Barrett arrived on Capitol Hill about 8:30 a.m. Tuesday with her children and extended family following in a line behind her.

The first question and answer round in the confirmation hearings for Judge Barrett will kick off shortly in the Senate Judiciary Committee.


Breakdown for Day 2

Senators will have the opportunity to grill Judge Barrett Tuesday on her judicial philosophy in what is expected to be a marathon question and answer session. Committee aides tell ABC News to expect the day to last between nine and 12 hours.

All 22 members of the Senate Judiciary Committee are allotted 30 minutes each to question the nominee in the first round, making the total run time 11 hours -- but Graham may decide to break up round one of questioning into Wednesday.

Graham will give an introduction and swear in Barrett around 9 a.m. to begin the hearing.

Democrats are expected to press Trump's nominee on the Affordable Care Act and the precedent of Roe. v. Wade.

-ABC News' Trish Turner and Allie Pecorin


Key takeaways from 1st day of Amy Coney Barrett's Supreme Court nomination hearing

The Senate Judiciary Committee on Monday spent roughly five hours hearing opening statements from lawmakers and Judge Amy Coney Barrett, as they began considering her nomination to the Supreme Court.

While the outcome of the process is not in doubt -- Republicans have the votes and the political will to report her nomination to the full Senate chamber and tee up a final vote before Election Day -- senators previewed their strategies for handling the controversial confirmation process unfolding as Americans are already voting in states across the country.

Here are five takeaways from day one


Barrett’s friend and colleague: Be careful about 'too many assumptions'

Nicole Garnett, a friend and colleague of Judge Barrett who has known her since they both served as law clerks for Supreme Court justices, said Barrett has the qualifications and characteristics that will make her an "amazing justice."

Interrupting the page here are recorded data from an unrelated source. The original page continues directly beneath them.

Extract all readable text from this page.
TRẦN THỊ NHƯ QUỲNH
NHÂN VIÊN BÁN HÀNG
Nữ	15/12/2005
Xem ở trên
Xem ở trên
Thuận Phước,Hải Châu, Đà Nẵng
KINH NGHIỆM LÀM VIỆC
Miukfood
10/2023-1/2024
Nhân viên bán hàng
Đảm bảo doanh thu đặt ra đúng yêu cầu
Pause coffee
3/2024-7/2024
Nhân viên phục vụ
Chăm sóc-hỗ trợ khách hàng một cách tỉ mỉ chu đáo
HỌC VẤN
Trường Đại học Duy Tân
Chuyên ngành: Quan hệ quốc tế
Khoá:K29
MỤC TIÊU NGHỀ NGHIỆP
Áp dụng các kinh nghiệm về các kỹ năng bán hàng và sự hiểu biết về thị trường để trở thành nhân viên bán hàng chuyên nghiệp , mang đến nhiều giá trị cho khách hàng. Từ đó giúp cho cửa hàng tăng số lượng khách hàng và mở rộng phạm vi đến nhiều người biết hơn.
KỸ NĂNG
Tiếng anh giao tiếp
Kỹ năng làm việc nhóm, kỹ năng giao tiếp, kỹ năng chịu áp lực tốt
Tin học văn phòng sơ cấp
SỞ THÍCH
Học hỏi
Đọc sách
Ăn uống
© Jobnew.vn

"She's got a great legal mind, she's a person of great character, a person of humility, she's kind to everyone, she's compassionate, she impresses everybody, she works harder than everybody else," Garnett said during an interview on ABC News Live.

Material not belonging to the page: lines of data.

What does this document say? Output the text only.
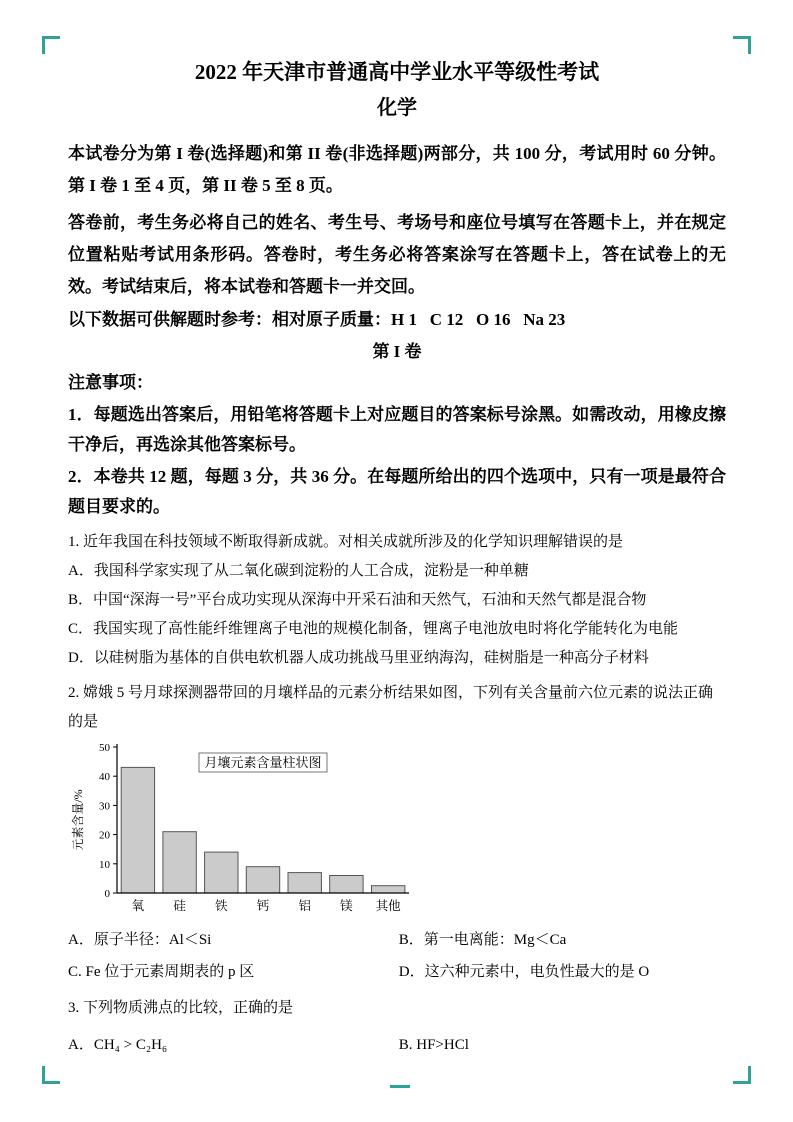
2022 年天津市普通高中学业水平等级性考试
化学
本试卷分为第 I 卷(选择题)和第 II 卷(非选择题)两部分，共 100 分，考试用时 60 分钟。第 I 卷 1 至 4 页，第 II 卷 5 至 8 页。
答卷前，考生务必将自己的姓名、考生号、考场号和座位号填写在答题卡上，并在规定位置粘贴考试用条形码。答卷时，考生务必将答案涂写在答题卡上，答在试卷上的无效。考试结束后，将本试卷和答题卡一并交回。
以下数据可供解题时参考：相对原子质量：H 1   C 12   O 16   Na 23
第 I 卷
注意事项：
1．每题选出答案后，用铅笔将答题卡上对应题目的答案标号涂黑。如需改动，用橡皮擦干净后，再选涂其他答案标号。
2．本卷共 12 题，每题 3 分，共 36 分。在每题所给出的四个选项中，只有一项是最符合题目要求的。
1. 近年我国在科技领域不断取得新成就。对相关成就所涉及的化学知识理解错误的是
A．我国科学家实现了从二氧化碳到淀粉的人工合成，淀粉是一种单糖
B．中国“深海一号”平台成功实现从深海中开采石油和天然气，石油和天然气都是混合物
C．我国实现了高性能纤维锂离子电池的规模化制备，锂离子电池放电时将化学能转化为电能
D．以硅树脂为基体的自供电软机器人成功挑战马里亚纳海沟，硅树脂是一种高分子材料
2. 嫦娥 5 号月球探测器带回的月壤样品的元素分析结果如图，下列有关含量前六位元素的说法正确的是
0
10
20
30
40
50
氧 硅 铁 钙 铝 镁 其他
月壤元素含量柱状图
元素含量/%
A．原子半径：Al＜Si	B．第一电离能：Mg＜Ca
C. Fe 位于元素周期表的 p 区	D．这六种元素中，电负性最大的是 O
3. 下列物质沸点的比较，正确的是
A．CH₄ > C₂H₆	B. HF>HCl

Garnett, a law professor at the University of Notre Dame, had just started a clerkship with Justice Clarence Thomas in 1998 when she met Barrett, who was clerking for Justice Antonin Scalia.

Barrett has said her philosophy is that of Scalia's, which is to apply the law as written as she sees it -- but Garnett warned that the public "should really be careful before we make too many assumptions about people based on the party of the president who nominated them."


Graham raises abortion, Barrett says she’s never imposed her personal choices on others

After Graham ripped into the Affordable Care Act in what he acknowledged was an example of approaching the issue as a political question, he pivoted to landmark abortion rights cases and the process for a state to enact laws that challenge them.

She answered that there is a "debate on how to define these rights and how far it should go." br/>
In an attempt to allow Barrett to clearly say she would separate her personal views from her responsibilities as a judge, Graham asked Barrett if she could decide on cases involving guns, being a gun owner, and cases involving religion, being a devout Catholic.

“I can,” she answered, asked if she could set aside her personal beliefs. “I have done that in my time on the Seventh Circuit. If I stay there I'll continue to do that. If I'm confirmed to the Supreme Court, I will do that still.”

With the Supreme Court hearing oral arguments on the Affordable Care Act one week after the election, Graham then asked if Barrett feels she should recuse herself from the case since Trump nominated her and it’s his administration fighting to strike it down.

Barrett said she couldn’t provide an answer “in the abstract.”

“Well, senator, recusal itself is a legal issue. There is a statute -- 28 U.S. Code 455 -- that governs when judges and justices have to recuse. There is precedent under that rule,” she said. “Justice Ginsburg in explaining the way recusal works said it is also up to the individual justice but always involves consultation with the colleagues of the other eight justices.”

Finally, asked how does it feel to be a Supreme Court nominee, Barrett noted how she has made distinct choices in her life -- like to have a big family -- but has never imposed them on others.

“I have a life brimming with people who have made different choices and I have never tried in my personal life to impose my choices on them and the same is true professionally,” she said.

"I apply the law. And I think I should just say why I'm sitting in this seat with response to that question, too -- why I have agreed to be here. I don't think it's any secret to any of you or to the American people this is a really difficult some might say excruciating process. Jesse and I had a very brief amount of time to make a decision with momentous consequences with our family. Our lives would be combed over for negative details and our faith and family would be attacked and so we had to decide whether those difficulties would be worth it because what sane person would go through that if there wasn't a benefit on the other side? And the benefit I think is that I'm committed to the rule of law and the role of the Supreme Court and dispensing equal justice for all. I'm not the only person who could do this job but I was asked and it would be difficult for anyone. So why should I say someone else should do the difficulty if the difficulty is the only reason to say no, I should serve my country and my family is all in on that because they share my belief in the rule of law.